Share prices wilted across the board in Tel Aviv, taking a cue from unnerved investors the world wide. On Wall Street they blamed the blah on the increase in oil prices , which surged after Libyan forces loyal to embattled leader Muammar Gadhafi carried out an air strike on Brega, just two kilometers from an oil terminal.
"It's hard to say if the Libyan government is trying to target oil infrastructure in the east or whether they're just targeting rebel-held areas, but the market's reacting to this threat either way," Andy Lebow, trader at MF Global in New York, told Reuters.

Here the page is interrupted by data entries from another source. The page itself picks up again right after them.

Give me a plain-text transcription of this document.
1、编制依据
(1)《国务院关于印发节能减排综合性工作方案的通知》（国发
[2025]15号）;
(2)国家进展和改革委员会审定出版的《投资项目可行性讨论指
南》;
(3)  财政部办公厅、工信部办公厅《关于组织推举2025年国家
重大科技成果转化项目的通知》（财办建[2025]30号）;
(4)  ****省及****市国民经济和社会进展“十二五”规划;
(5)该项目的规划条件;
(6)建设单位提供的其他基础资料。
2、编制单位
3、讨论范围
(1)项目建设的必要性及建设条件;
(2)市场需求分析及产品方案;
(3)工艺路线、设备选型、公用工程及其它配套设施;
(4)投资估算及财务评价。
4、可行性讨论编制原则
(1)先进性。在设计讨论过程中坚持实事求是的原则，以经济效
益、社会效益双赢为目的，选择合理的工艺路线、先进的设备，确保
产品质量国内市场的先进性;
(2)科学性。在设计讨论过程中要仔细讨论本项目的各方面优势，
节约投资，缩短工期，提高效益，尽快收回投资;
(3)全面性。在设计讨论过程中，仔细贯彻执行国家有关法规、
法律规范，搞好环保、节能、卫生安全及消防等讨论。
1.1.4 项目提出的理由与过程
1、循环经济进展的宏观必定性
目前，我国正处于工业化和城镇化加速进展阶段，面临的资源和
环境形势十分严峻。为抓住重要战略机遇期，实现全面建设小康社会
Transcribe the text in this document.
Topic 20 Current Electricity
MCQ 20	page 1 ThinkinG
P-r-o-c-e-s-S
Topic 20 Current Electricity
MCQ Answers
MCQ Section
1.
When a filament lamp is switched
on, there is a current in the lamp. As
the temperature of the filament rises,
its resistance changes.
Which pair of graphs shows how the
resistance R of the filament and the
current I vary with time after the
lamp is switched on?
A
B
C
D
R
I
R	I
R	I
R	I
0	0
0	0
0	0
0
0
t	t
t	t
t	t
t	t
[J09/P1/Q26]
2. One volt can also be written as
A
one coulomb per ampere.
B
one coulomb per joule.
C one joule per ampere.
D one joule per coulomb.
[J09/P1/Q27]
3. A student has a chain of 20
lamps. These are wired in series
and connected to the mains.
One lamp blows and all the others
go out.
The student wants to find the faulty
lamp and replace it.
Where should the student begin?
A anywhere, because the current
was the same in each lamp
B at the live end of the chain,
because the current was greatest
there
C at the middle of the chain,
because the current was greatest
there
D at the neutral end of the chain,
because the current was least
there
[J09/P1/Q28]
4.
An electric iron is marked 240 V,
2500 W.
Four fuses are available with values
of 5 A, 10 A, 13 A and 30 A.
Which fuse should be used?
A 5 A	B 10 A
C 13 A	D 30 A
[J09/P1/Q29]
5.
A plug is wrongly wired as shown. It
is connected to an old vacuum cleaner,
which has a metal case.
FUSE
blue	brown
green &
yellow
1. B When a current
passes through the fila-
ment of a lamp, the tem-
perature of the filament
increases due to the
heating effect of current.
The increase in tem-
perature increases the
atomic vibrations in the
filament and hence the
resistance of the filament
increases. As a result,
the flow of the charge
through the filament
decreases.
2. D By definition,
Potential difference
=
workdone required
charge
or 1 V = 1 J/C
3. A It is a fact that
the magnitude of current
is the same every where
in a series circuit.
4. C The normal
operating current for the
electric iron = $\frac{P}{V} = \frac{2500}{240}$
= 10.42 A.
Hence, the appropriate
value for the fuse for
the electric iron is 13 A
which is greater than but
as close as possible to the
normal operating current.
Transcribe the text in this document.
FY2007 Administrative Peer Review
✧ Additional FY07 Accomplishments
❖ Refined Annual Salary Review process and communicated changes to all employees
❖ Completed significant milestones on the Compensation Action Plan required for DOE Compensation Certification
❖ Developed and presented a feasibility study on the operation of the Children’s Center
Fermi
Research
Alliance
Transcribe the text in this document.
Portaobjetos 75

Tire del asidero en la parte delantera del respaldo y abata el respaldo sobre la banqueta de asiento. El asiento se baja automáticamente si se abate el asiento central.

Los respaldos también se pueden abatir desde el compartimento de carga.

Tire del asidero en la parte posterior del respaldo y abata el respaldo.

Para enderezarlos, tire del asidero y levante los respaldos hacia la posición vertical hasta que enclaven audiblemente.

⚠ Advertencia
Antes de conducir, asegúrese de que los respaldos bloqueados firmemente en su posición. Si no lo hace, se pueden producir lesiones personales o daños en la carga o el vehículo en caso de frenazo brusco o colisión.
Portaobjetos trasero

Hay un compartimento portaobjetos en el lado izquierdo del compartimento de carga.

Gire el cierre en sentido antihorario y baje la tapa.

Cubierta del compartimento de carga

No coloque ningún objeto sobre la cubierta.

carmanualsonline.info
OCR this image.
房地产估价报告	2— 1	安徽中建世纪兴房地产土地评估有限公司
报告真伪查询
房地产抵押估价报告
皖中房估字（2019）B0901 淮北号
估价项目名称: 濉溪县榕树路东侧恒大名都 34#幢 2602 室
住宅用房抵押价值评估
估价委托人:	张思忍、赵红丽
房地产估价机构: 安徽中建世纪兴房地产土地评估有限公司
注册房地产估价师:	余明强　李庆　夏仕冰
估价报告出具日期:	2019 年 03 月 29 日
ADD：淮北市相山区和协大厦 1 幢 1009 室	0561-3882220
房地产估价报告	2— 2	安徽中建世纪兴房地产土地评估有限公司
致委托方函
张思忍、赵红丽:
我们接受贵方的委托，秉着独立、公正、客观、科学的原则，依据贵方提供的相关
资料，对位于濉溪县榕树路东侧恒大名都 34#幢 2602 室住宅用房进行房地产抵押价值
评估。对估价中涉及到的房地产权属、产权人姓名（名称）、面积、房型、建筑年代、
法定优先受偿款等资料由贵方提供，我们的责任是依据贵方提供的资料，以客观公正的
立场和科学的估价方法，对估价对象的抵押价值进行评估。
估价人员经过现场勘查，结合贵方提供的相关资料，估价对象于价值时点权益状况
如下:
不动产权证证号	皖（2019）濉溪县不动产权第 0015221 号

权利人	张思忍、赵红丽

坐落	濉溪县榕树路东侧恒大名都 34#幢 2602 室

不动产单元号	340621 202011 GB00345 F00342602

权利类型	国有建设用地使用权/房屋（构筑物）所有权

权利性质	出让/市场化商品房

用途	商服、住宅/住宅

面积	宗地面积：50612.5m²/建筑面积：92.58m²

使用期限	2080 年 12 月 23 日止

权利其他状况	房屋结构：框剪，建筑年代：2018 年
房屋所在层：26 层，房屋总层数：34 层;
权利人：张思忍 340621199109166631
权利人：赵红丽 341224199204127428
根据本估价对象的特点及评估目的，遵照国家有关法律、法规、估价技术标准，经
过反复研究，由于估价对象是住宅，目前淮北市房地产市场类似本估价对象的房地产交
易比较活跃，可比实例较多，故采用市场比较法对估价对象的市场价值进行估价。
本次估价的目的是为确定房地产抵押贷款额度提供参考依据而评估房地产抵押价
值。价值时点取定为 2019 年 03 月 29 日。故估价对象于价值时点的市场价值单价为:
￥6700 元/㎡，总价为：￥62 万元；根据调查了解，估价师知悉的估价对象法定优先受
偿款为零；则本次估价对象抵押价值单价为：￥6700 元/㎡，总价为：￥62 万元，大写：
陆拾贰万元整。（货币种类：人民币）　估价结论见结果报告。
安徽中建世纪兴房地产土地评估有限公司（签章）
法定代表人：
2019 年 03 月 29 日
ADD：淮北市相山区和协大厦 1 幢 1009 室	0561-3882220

Gold rose to a record high for a second straight day yesterday as the fear-stench spread on the Street. Over in Europe, indexes slipped without exception, though not by much. The higher oil goes, the more manufacturing costs rise, to put it crudely, which could portend a setback for stocks.
German shares lost 0.6%, London equities dipped 0.4% and the French CAC benchmark index fell 0.8%. Asia too brought no relief from the red - with one exception: Karachi's benchmark KSE index gained 0.8%. Saudi stocks lost nearly 4%.
Over in Tel Aviv the losses were mild, as share prices clawed back some ground before closing. The benchmark TA-25 index dipped 0.7% to 1,264 points and the broader TA-100 index retreated 1% to 1,163 points. But total turnover was heavy at NIS 2.5 billion.
Among stocks, Delek Real Estate stood out with a 7.6% retreat after suffering a credit downgrade. Rebutting speculation at Clal Finance that a haircut is coming, the company denied all.
Bank Hapoalim (down 1.3% ) is demanding that Maariv Modiin Publishing, belonging to Maariv Holdings (also down 1.3% ) repay NIS 106 million in a week. The bank says Maariv is in breach.